Personal details
- Born: June 10, 1981 (age 45) San Juan, Puerto Rico
- Party: Independent (before 2019); Citizens' Victory Movement (2019–present);
- Spouse: Edwin Domínguez ​ ​(m. 2011; div. 2015)​
- Children: 1
- Education: University of Puerto Rico, Río Piedras (BBA, JD); Complutense University (LLM);

= Alexandra Lúgaro =

Puerto Rican politician (born 1981)

Alexandra Lúgaro Aponte (born June 10, 1981) is a Puerto Rican attorney, businesswoman, and politician who was a candidate for Governor of Puerto Rico during the 2016 and 2020 elections, finishing in third place both times. In 2016, running as an independent, Lúgaro obtained a total of 175,831 votes (11.13%). In 2020, Lúgaro ran as the candidate of the Movimiento Victoria Ciudadana.

==Early life and education==

Lúgaro was born in San Juan, Puerto Rico. She attended the High School of the University of Puerto Rico, graduating at the age of 15. At that age, she was admitted at the University of Puerto Rico, Río Piedras Campus where she received a bachelor's degree in business administration, with minors in finance, marketing, and economics. Afterwards, she also completed a Juris doctor. In 2014, Lúgaro obtained a master's degree in Spanish Law from the Complutense University of Madrid.

== Career ==

===Business===

Lúgaro has been practicing law since 2006. Before the 2016 elections, she was the Executive Director of The Metropolitan New School of America and of América Aponte & Associates, a company that was founded by her mother. Both companies work diverse tutorial programs in conversational English. After the elections Lúgaro started working as Don Omar's business manager and later started her own 1 hour radio talk show named "Lúgaro Sin Miedo" which was one of her campaign slogans.

===Political campaigns===

On March 17, 2016, Lúgaro announced her intentions to run for Governor of Puerto Rico becoming the first person to do so independently. She was joined later in that statistic by businessman Manuel Cidre, who also decided to run independently. In her statement, Lúgaro announced an "emphasis in the areas of education and economic development" as her platform. She also highlighted her purpose of "facing off the bipartisanship that has predominated the country", which she qualified as the root of the island's current economic crisis.

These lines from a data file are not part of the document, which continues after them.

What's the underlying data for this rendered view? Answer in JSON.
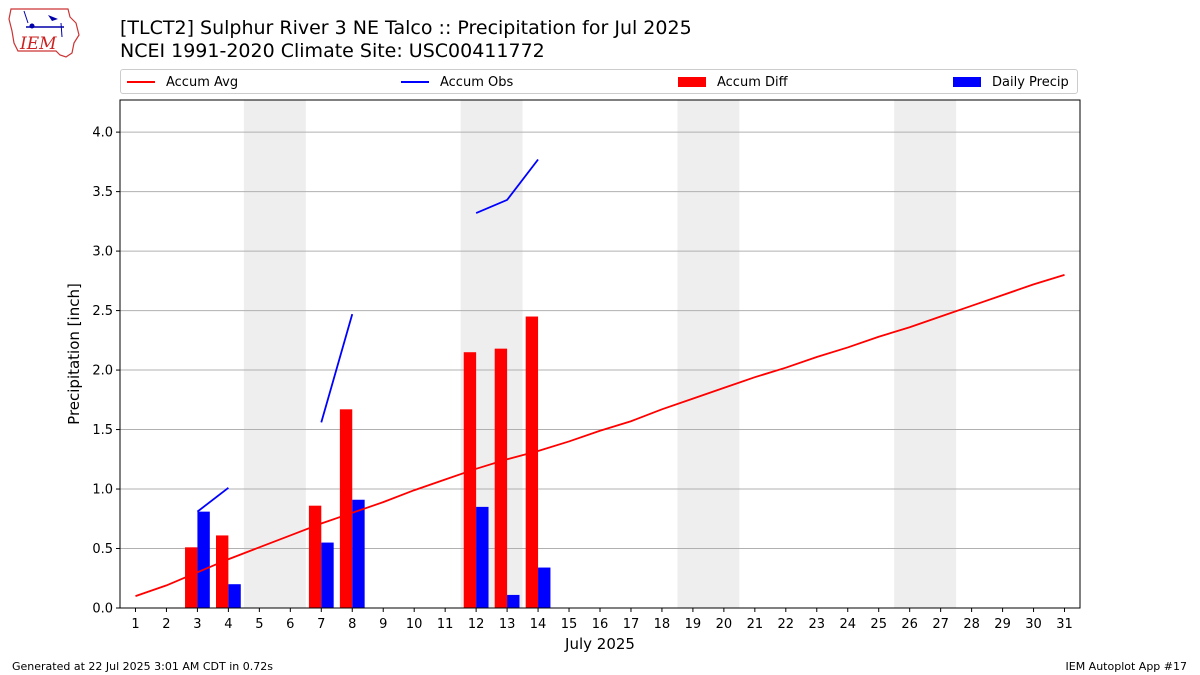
{
  "logo": {
    "text": "IEM",
    "icon": "iowa-state-outline-logo"
  },
  "footer": {
    "left": "Generated at 22 Jul 2025 3:01 AM CDT in 0.72s",
    "right": "IEM Autoplot App #17"
  },
  "chart_data": {
    "type": "bar",
    "title": "[TLCT2] Sulphur River 3 NE Talco :: Precipitation for Jul 2025",
    "subtitle": "NCEI 1991-2020 Climate Site: USC00411772",
    "xlabel": "July 2025",
    "ylabel": "Precipitation [inch]",
    "xlim": [
      0.5,
      31.5
    ],
    "ylim": [
      0,
      4.27
    ],
    "x_ticks": [
      1,
      2,
      3,
      4,
      5,
      6,
      7,
      8,
      9,
      10,
      11,
      12,
      13,
      14,
      15,
      16,
      17,
      18,
      19,
      20,
      21,
      22,
      23,
      24,
      25,
      26,
      27,
      28,
      29,
      30,
      31
    ],
    "y_ticks": [
      "0.0",
      "0.5",
      "1.0",
      "1.5",
      "2.0",
      "2.5",
      "3.0",
      "3.5",
      "4.0"
    ],
    "grid": "horizontal",
    "legend_position": "top",
    "weekend_shading_days": [
      [
        5,
        6
      ],
      [
        12,
        13
      ],
      [
        19,
        20
      ],
      [
        26,
        27
      ]
    ],
    "colors": {
      "avg": "#ff0000",
      "obs": "#0000ff",
      "diff": "#ff0000",
      "daily": "#0000ff",
      "shade": "#eeeeee",
      "grid": "#b0b0b0"
    },
    "series": [
      {
        "name": "Accum Avg",
        "kind": "line",
        "x": [
          1,
          2,
          3,
          4,
          5,
          6,
          7,
          8,
          9,
          10,
          11,
          12,
          13,
          14,
          15,
          16,
          17,
          18,
          19,
          20,
          21,
          22,
          23,
          24,
          25,
          26,
          27,
          28,
          29,
          30,
          31
        ],
        "values": [
          0.1,
          0.19,
          0.3,
          0.41,
          0.51,
          0.61,
          0.71,
          0.8,
          0.89,
          0.99,
          1.08,
          1.17,
          1.25,
          1.32,
          1.4,
          1.49,
          1.57,
          1.67,
          1.76,
          1.85,
          1.94,
          2.02,
          2.11,
          2.19,
          2.28,
          2.36,
          2.45,
          2.54,
          2.63,
          2.72,
          2.8
        ]
      },
      {
        "name": "Accum Obs",
        "kind": "line",
        "segments": [
          {
            "x": [
              3,
              4
            ],
            "values": [
              0.81,
              1.01
            ]
          },
          {
            "x": [
              7,
              8
            ],
            "values": [
              1.56,
              2.47
            ]
          },
          {
            "x": [
              12,
              13,
              14
            ],
            "values": [
              3.32,
              3.43,
              3.77
            ]
          }
        ]
      },
      {
        "name": "Accum Diff",
        "kind": "bar",
        "x": [
          3,
          4,
          7,
          8,
          12,
          13,
          14
        ],
        "values": [
          0.51,
          0.61,
          0.86,
          1.67,
          2.15,
          2.18,
          2.45
        ]
      },
      {
        "name": "Daily Precip",
        "kind": "bar",
        "x": [
          3,
          4,
          7,
          8,
          12,
          13,
          14
        ],
        "values": [
          0.81,
          0.2,
          0.55,
          0.91,
          0.85,
          0.11,
          0.34
        ]
      }
    ]
  }
}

Through her campaign, Lúgaro managed to mobilize significant numbers of people, but most notably young voters. At one point, David Bernier, from the Popular Democratic Party (PPD) invited the supporters of Lúgaro and Cidre to vote for him. Both independent candidates rejected the offer, with Lúgaro noting how the traditional party candidates were "feeling the heat of a candidacy that threatens them". She also mentioned her support of Puerto Rican independence.

In the 2016 elections, Lúgaro received a total of 175,831 votes for an 11.13% percentage. This placed her in third place behind Governor-elect Ricky Rosselló and Bernier, but above fellow independent candidate Cidre, María de Lourdes Santiago, and Rafael Bernábe. In February 2021, she announced her retirement from electoral politics. Several days later, she announced her new role as Director of the Center for Strategic Innovation at Foundation for Puerto Rico.

===Controversies===

====Discrimination lawsuit====

In June 2020, Lúgaro became involved in a political controversy after the 2016 judgement of a discrimination and wrongful termination lawsuit against the company she worked for, America Aponte & Associates, became public. Although she was not a defendant in the lawsuit, the judgement contains a number of allegations against Lúgaro including that as the company's executive director she was aware of a pattern of discrimination against the plaintiff, Virginia Hernandez, and that Lúgaro didn't take any action to protect the plaintiff against xenophobic abuse coming from company owner America Aponte (who is also Lúgaro's mother). The judgement also states that Lugaro took part in the firing of the plaintiff and that the firing constituted retaliation in response to the plaintiff stating her intent to file a discrimination lawsuit against the company if the xenophobic abuse didn't stop.
Lugaro told the plaintiff that if she proceeded with the lawsuit she would be fired and that she would not find another job because she was Dominican.

====Copyright infringement====

In August 2020 Lúgaro admitted that she copied without permission a political ad from Argentina. She had to remove the ad from social media after being accused by the creator of the original.

==Personal life==

In 2010, Lúgaro gave birth to her daughter Valentina through In vitro fertilisation with an anonymous donor. This came as a result of her being diagnosed with severe endometriosis. Lúgaro married Edwin Domínguez in June 2011. The ceremony was held in Thailand. On December 22, 2015, she announced her divorce. In 2016, during an interview, she confirmed she is an atheist.